At this time (around V century BCE) the Corinthian capital must have been invented, which later came to characterize a new type of architecture. The Corinthian capital is a flared cylinder surrounded by three rows of acanthus leaves. In its angles were small volutes as a reminiscence of the Ionic order. Ancient writers attribute its invention to a great sculptor called Callimachus. In the Erechtheum was famous his great lamp in gold and bronze decorated with acanthus leaves which were protruding from the roof. A legend claimed that this artist had invented this new type of capital at Corinth.

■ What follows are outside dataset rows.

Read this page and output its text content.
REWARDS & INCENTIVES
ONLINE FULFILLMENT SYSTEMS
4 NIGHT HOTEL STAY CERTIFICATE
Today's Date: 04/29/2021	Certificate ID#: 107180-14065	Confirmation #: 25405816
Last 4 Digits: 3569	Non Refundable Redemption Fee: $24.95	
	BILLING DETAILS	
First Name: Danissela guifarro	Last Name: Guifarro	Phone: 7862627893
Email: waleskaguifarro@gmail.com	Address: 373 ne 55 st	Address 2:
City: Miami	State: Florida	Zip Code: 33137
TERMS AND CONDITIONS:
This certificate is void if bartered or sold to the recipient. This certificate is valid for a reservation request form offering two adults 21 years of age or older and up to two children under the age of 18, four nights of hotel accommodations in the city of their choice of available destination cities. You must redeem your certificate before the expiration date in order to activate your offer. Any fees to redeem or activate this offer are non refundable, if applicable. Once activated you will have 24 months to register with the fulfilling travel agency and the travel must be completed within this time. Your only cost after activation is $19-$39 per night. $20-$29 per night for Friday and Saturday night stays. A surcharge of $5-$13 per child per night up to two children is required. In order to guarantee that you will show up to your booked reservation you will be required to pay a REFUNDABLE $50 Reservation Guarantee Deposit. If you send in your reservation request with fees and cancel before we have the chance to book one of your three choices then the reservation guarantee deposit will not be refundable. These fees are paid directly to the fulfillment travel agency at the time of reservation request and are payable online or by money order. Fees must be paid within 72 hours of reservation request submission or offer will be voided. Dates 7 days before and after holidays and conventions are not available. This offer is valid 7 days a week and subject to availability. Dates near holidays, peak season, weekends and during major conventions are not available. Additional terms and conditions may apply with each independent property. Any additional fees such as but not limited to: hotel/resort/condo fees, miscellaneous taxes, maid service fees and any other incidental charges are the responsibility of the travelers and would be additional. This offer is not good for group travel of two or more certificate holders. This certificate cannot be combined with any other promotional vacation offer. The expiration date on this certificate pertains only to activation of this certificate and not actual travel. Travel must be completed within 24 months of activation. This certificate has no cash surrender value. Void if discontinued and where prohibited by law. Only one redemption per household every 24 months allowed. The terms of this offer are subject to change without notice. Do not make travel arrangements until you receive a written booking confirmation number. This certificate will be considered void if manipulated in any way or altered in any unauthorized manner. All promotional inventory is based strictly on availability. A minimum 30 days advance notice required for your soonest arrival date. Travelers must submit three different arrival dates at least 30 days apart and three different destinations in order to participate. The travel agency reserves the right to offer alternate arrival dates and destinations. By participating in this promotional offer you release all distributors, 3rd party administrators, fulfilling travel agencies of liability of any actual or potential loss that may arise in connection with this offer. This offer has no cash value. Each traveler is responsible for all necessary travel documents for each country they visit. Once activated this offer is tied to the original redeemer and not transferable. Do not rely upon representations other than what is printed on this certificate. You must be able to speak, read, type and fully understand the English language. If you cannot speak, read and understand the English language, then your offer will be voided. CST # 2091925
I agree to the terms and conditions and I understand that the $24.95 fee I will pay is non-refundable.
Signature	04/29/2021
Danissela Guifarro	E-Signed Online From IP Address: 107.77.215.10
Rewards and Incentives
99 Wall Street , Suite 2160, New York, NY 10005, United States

According to the legend, one day a young woman deposited a basket full of flowers on the grave of her lover and the view of that tuft of leaves and flowers above the funerary stele inspired the sculptor Callimachus the design of the new capital. From this time on the acanthus leaves with their symmetrically arranged​​ curls were found in almost all forms of decorative art in Greece.

The Acropolis (Reconstruction of the Acropolis and Areus Pagus in Athens), as imagined by the neoclassicist painter Leo von Klenze (1846, Neue Pinakothek, Munich). The artist imagined the colossal bronze statue of Athena Prómakhos as visible from far away, carrying a spear in her right hand.